1. Juancarlo Añez
  2. grako
  3. Pull requests

Pull requests

#13 Merged

stateful parsing for grako

  1. Marcus Brinkmann


let's see if you like this or not :) It's a pure feature request, and I know the README says that grako is feature complete. However, in the parser I am working on (mediawiki-like syntax), I have several issues that would benefit a lot from stateful PEG parsing:

  • the syntax incorporates several HTML tags, which need proper nesting. In addition, wrong nesting must not prevent parsing. Instead, the wrong elements are rendered literally using a catch-all default rule. That default rule must be stopped from matching a proper close tag by a context-depending negative look-ahead assertion. I currently solve this by duplicating two rules for every valid tag.
  • the syntax uses bullet-style lists of various types, that can be nested arbitrarily. For example, a list element could be "**#*" followed by a "*#" item, which would mean that three sublist have to be closed and one new sublist opened. I currently collect all such list items in a flat list independent on the nesting level and implement nesting in a post-processing step, as stateless PEG parsing just can't do this, because of lack of locality.
  • the syntax allows a paragraph to be indented by a space, which wraps it in a pre-element. But this whitespace must be stripped from the other inline elements that are allowed in a paragraph (when they span over a newline). To work around this, I would have to copy all inline element rules to change the meaning of "\n" to "\n " (note the additional space character), causing dozens of rules to be duplicated.

The last item (content-dependending whitespace in inline elements) is what pushed me over the edge to implement stateful parsing in grako. I did consider several implementations. One of my favorite ideas was to extend the grammar to allow context-specific rule replacement and state-transitions on the rhs of a rule, like this (to continue the example above):

pre = paragraph/prestate ;
newline = "\n" ;
newline/prestate = "\n " ;

This is nice, because it makes the grammar readable (also, it can be implemented as a grammar transformation without special support), but it is rather limited. It can not handle the nested-lists example above, and for XML-style tags it still requires some repetition.

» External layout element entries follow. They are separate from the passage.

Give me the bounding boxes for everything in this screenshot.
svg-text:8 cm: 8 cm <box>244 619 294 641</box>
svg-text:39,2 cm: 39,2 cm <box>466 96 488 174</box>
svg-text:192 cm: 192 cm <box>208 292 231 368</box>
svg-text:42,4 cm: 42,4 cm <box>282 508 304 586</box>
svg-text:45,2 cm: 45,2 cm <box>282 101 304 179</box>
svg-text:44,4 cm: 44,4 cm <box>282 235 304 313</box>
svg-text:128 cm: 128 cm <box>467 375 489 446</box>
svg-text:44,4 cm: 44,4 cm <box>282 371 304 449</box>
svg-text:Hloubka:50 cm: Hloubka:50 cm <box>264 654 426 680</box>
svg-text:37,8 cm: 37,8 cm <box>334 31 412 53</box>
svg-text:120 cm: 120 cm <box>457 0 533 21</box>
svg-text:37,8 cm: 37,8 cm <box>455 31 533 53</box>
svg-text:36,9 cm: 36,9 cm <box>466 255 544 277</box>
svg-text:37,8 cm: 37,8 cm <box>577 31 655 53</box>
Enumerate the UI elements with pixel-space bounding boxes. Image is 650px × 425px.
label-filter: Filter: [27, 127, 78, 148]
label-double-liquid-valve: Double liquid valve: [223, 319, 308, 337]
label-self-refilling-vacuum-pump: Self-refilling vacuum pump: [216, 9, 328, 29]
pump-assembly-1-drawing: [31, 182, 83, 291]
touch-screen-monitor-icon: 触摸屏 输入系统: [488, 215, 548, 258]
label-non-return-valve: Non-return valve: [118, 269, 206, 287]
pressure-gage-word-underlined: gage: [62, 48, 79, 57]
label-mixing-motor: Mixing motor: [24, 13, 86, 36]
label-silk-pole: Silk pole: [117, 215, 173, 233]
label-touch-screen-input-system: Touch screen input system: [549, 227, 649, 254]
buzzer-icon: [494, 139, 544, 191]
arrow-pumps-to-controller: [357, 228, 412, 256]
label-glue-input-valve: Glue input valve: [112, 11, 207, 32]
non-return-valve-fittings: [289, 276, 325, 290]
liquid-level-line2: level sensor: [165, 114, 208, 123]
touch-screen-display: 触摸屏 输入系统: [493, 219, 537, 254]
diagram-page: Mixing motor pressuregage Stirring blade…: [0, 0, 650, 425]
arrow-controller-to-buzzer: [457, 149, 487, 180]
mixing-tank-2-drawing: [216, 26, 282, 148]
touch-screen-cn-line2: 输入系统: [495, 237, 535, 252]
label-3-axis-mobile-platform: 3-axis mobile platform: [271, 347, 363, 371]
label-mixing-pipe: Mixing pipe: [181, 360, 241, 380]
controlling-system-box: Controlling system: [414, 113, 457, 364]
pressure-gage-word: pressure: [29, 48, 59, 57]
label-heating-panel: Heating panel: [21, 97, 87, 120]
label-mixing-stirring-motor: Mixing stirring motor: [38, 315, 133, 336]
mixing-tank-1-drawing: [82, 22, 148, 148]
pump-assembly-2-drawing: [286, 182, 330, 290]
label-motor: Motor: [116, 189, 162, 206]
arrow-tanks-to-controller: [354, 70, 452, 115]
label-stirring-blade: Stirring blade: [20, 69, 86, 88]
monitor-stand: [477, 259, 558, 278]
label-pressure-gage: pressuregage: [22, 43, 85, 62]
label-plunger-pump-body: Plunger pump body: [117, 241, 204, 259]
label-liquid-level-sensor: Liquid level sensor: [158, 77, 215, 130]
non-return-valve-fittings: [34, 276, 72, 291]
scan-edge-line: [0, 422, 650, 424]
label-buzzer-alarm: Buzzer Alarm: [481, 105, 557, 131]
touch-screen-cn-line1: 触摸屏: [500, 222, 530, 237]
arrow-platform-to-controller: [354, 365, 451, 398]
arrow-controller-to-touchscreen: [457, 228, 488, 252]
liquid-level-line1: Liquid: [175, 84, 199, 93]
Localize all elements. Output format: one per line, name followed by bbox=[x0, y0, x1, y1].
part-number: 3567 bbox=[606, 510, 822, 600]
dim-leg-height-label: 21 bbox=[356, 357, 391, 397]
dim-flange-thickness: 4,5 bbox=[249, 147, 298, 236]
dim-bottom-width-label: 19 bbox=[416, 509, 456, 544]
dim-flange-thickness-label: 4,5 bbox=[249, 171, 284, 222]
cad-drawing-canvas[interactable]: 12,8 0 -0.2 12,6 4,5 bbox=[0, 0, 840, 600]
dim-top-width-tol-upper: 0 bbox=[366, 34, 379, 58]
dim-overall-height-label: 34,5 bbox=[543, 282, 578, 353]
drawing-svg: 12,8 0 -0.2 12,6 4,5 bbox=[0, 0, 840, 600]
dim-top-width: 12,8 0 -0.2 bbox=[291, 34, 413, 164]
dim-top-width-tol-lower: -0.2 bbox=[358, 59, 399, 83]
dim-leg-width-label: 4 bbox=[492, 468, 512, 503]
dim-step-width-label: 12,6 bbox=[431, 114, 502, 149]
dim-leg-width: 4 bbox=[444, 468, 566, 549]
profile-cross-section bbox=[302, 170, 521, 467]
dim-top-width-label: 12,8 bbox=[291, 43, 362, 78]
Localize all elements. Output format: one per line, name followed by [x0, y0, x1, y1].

So, I decided I would ignore the grammar side and push the semantics layer a bit. The result is this pull request. It adds what I think is the absolute minimum amount of fuzz to Grako to support stateful memoization and semantics that can access the parser context and thus get and set the state (currently by directly accessing _state).

This implementation does not change the grako grammar, and it is fully backwards compatible. Its performance impact is minimal for the problem (I could not measure a difference, but my test cases are rather small).

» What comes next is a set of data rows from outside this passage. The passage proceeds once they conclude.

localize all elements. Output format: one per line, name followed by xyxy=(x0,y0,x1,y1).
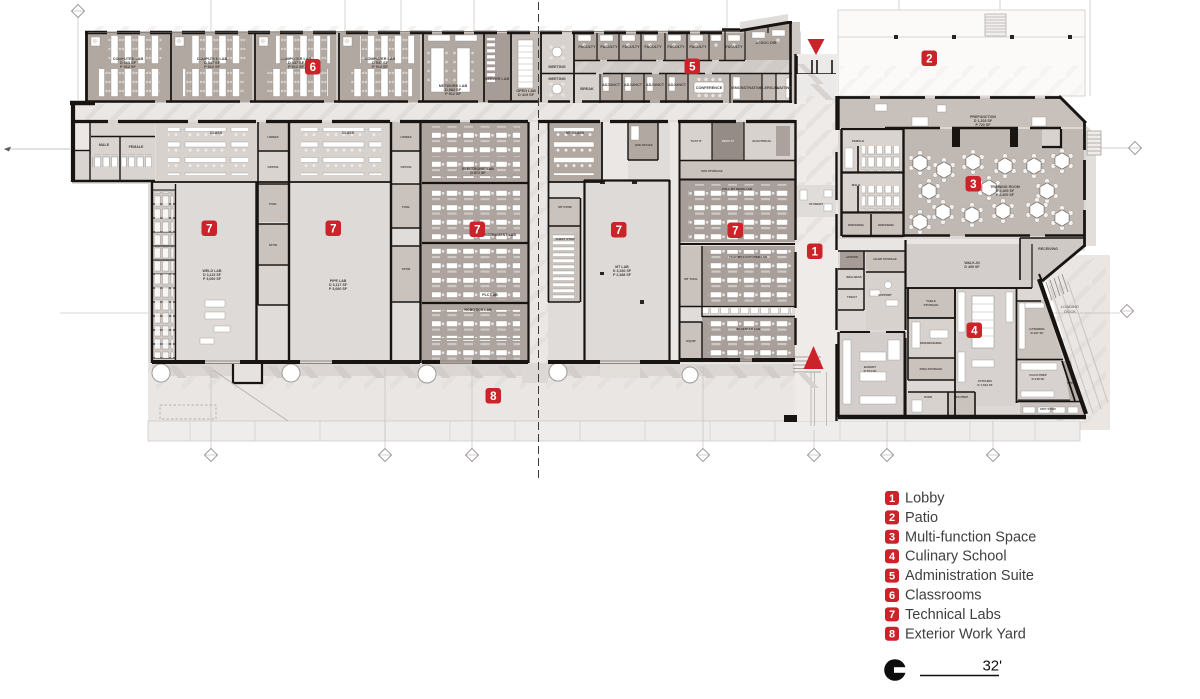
svg-text:DRY STOR: DRY STOR xyxy=(1040,407,1056,411)
svg-text:MEETING: MEETING xyxy=(548,77,565,81)
svg-text:8: 8 xyxy=(889,629,895,641)
svg-text:P 3,060 SF: P 3,060 SF xyxy=(329,287,348,291)
svg-text:PLC LAB: PLC LAB xyxy=(482,293,498,297)
svg-text:1: 1 xyxy=(812,247,819,259)
svg-text:DISH STORAGE: DISH STORAGE xyxy=(920,367,943,371)
svg-text:3D CENTER LAB: 3D CENTER LAB xyxy=(736,327,761,331)
svg-text:Lobby: Lobby xyxy=(905,491,945,507)
svg-text:FACULTY: FACULTY xyxy=(600,45,618,49)
svg-text:MT TOOL: MT TOOL xyxy=(684,277,698,281)
svg-text:FACULTY: FACULTY xyxy=(622,45,640,49)
svg-text:7: 7 xyxy=(206,224,212,236)
svg-text:CLASS: CLASS xyxy=(342,131,355,135)
svg-text:FACULTY: FACULTY xyxy=(644,45,662,49)
svg-text:2: 2 xyxy=(889,512,895,524)
svg-text:6: 6 xyxy=(310,62,316,74)
svg-text:7: 7 xyxy=(474,225,480,237)
svg-text:DRESSING: DRESSING xyxy=(848,223,864,227)
svg-text:DISHWASHING: DISHWASHING xyxy=(920,341,942,345)
svg-text:STORAGE: STORAGE xyxy=(924,303,939,307)
svg-text:PECC IT: PECC IT xyxy=(722,139,734,143)
svg-text:Technical Labs: Technical Labs xyxy=(905,607,1001,623)
svg-text:7: 7 xyxy=(889,609,895,621)
svg-text:VEG PREP: VEG PREP xyxy=(954,395,968,399)
svg-text:Patio: Patio xyxy=(905,510,938,526)
svg-text:OFFICE: OFFICE xyxy=(401,165,412,169)
svg-text:P 912 SF: P 912 SF xyxy=(445,92,461,96)
svg-text:ASSOC DIR: ASSOC DIR xyxy=(755,41,776,45)
svg-text:Multi-function Space: Multi-function Space xyxy=(905,529,1036,545)
svg-text:D 248 SF: D 248 SF xyxy=(1032,377,1045,381)
svg-text:Classrooms: Classrooms xyxy=(905,588,982,604)
svg-text:DOCK: DOCK xyxy=(1064,309,1076,314)
svg-text:6: 6 xyxy=(889,590,895,602)
svg-text:WAITING: WAITING xyxy=(776,86,792,90)
svg-text:CLASS: CLASS xyxy=(210,131,223,135)
svg-text:SUPPORT: SUPPORT xyxy=(878,293,892,297)
svg-text:7: 7 xyxy=(330,224,336,236)
svg-text:FACULTY: FACULTY xyxy=(689,45,707,49)
svg-text:ADJUNCT: ADJUNCT xyxy=(646,83,665,87)
svg-text:D 1,594 SF: D 1,594 SF xyxy=(977,383,992,387)
svg-text:FACULTY: FACULTY xyxy=(725,45,743,49)
svg-text:FEMALE: FEMALE xyxy=(852,139,864,143)
svg-text:TOOL: TOOL xyxy=(402,205,410,209)
svg-text:IEW OFFICE: IEW OFFICE xyxy=(635,143,653,147)
svg-text:P 2,488 SF: P 2,488 SF xyxy=(613,273,632,277)
svg-text:Exterior Work Yard: Exterior Work Yard xyxy=(905,626,1026,642)
svg-text:P 912 SF: P 912 SF xyxy=(120,65,136,69)
svg-text:1: 1 xyxy=(889,493,895,505)
svg-text:TOOL: TOOL xyxy=(269,202,277,206)
svg-text:P 3,060 SF: P 3,060 SF xyxy=(203,277,222,281)
svg-text:MALE: MALE xyxy=(99,143,110,147)
svg-text:D 872 SF: D 872 SF xyxy=(470,171,486,175)
svg-text:ROBOTICS LAB: ROBOTICS LAB xyxy=(464,308,492,312)
svg-text:MT STOR: MT STOR xyxy=(558,205,572,209)
svg-text:TOILET: TOILET xyxy=(847,295,857,299)
svg-text:DEMONSTRATION: DEMONSTRATION xyxy=(729,86,763,90)
svg-text:ADJUNCT: ADJUNCT xyxy=(602,83,621,87)
svg-text:P 912 SF: P 912 SF xyxy=(288,65,304,69)
svg-text:D 419 SF: D 419 SF xyxy=(518,93,535,97)
svg-text:FEMALE: FEMALE xyxy=(129,145,144,149)
svg-text:JANITOR: JANITOR xyxy=(846,255,858,259)
svg-text:MALE: MALE xyxy=(852,183,861,187)
svg-text:8: 8 xyxy=(490,391,497,403)
svg-text:MT CLASS: MT CLASS xyxy=(566,131,585,135)
svg-text:MEETING: MEETING xyxy=(548,65,565,69)
svg-text:STOR: STOR xyxy=(402,267,411,271)
svg-text:SERVER LAB: SERVER LAB xyxy=(485,77,510,81)
svg-text:Administration Suite: Administration Suite xyxy=(905,568,1034,584)
svg-text:5: 5 xyxy=(689,62,696,74)
svg-text:4: 4 xyxy=(971,326,978,338)
svg-text:POLL MT DEMO LAB: POLL MT DEMO LAB xyxy=(722,187,753,191)
svg-text:OFFICE: OFFICE xyxy=(268,165,279,169)
svg-text:TCAT MT COMPUTER LAB: TCAT MT COMPUTER LAB xyxy=(729,255,768,259)
svg-text:CONFERENCE: CONFERENCE xyxy=(696,86,723,90)
svg-text:D 297 SF: D 297 SF xyxy=(1031,331,1044,335)
svg-text:ELECTRICAL: ELECTRICAL xyxy=(753,139,772,143)
svg-text:2: 2 xyxy=(926,54,932,66)
svg-text:ADJUNCT: ADJUNCT xyxy=(624,83,643,87)
svg-text:7: 7 xyxy=(616,225,622,237)
svg-text:INSTRUMENT LAB: INSTRUMENT LAB xyxy=(484,233,516,237)
svg-text:SHEET STOR: SHEET STOR xyxy=(555,237,575,241)
svg-text:UNISEX: UNISEX xyxy=(400,135,411,139)
svg-text:STUDENT: STUDENT xyxy=(809,202,823,206)
svg-text:P 2,400 SF: P 2,400 SF xyxy=(996,193,1015,197)
svg-text:CHAIR STORAGE: CHAIR STORAGE xyxy=(873,257,897,261)
svg-text:ADJUNCT: ADJUNCT xyxy=(668,83,687,87)
svg-text:FACULTY: FACULTY xyxy=(578,45,596,49)
svg-text:Culinary School: Culinary School xyxy=(905,549,1007,565)
svg-text:FACULTY: FACULTY xyxy=(667,45,685,49)
svg-text:STOR: STOR xyxy=(269,243,278,247)
svg-text:P 912 SF: P 912 SF xyxy=(372,65,388,69)
svg-text:RECEIVING: RECEIVING xyxy=(1038,247,1058,251)
svg-text:DRESSING: DRESSING xyxy=(878,223,894,227)
svg-text:IEW STORAGE: IEW STORAGE xyxy=(701,169,722,173)
svg-text:4: 4 xyxy=(889,551,896,563)
svg-text:OVEN: OVEN xyxy=(924,395,932,399)
svg-text:3: 3 xyxy=(970,179,976,191)
svg-text:5: 5 xyxy=(889,570,895,582)
svg-text:D 499 SF: D 499 SF xyxy=(964,265,980,269)
svg-text:7: 7 xyxy=(732,226,738,238)
svg-text:EQUIP: EQUIP xyxy=(686,339,695,343)
svg-text:TCAT IT: TCAT IT xyxy=(690,139,701,143)
svg-text:P 912 SF: P 912 SF xyxy=(204,65,220,69)
svg-text:32': 32' xyxy=(982,658,1002,675)
svg-text:UNISEX: UNISEX xyxy=(267,135,278,139)
svg-text:BREAK: BREAK xyxy=(580,87,594,91)
svg-text:3: 3 xyxy=(889,532,895,544)
svg-text:WELLNESS: WELLNESS xyxy=(846,275,862,279)
svg-text:D 754 SF: D 754 SF xyxy=(864,369,877,373)
svg-text:P 720 SF: P 720 SF xyxy=(976,123,992,127)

Semantics are now much more powerful, as they can access the parser context. This allows dynamic rule generation (of course, the created rule must only depend on the position, rule and state, to not break memoization). States can be any hashable object, so lists and dicts need to be converted to tuples and frozensets (recursively). It's a good idea to internalize these state objects so only one copy is in memory, but this can be implemented at the semantics layer without special support, by keeping a dictionary of state objects:

The test/example shows how to implement wiki-style lists without any post-processing. I added some comments below for your convenience.

Comments (5)

  1. Juancarlo Añez repo owner

    I'm all for this. It is a major change, so it would require a 2.1.0 or a 3.0.0 version. I favor 2.1 as the change doesn't seem to break anything already working. How about working on a branch for a while? I can see obvious simplifications like self.goto(p, state), and keeping the branch up to date with changes on 2.0 should be fairly easy. My preference is to develop new features in named branches; this one could be called something like stateful_rules?

    Oh! I don't see the changes to the bootstrap parser or the grako.ebnf grammar, but you already mentioned that.

  2. Marcus Brinkmann author

    If you create a new branch, I'll edit the pull request to be for that branch (I think that's how this works, although I am not sure).

    As I said, I was contemplating the grammar change, but then didn't go for it. It's not very powerful, more complex to implement, but of course also more convenient to use. Is the grammar change something you would like to see?

  3. Juancarlo Añez repo owner

    I created a stateful_parsing branch and accepted the pull request to it. I can do the changes to the grammar and the bootstrap parser once you formalize the syntax and the semantics.

    On a related note (not for this branch), it might be time to switch the bootstrap parser to the one generated by the bootstrap tests.

  4. Marcus Brinkmann author

    I think that's fine. My mediawiki parser shows that even without syntactical support, it is very useful, so why not first get some more experience with stateful parsing in general before adding shortcuts.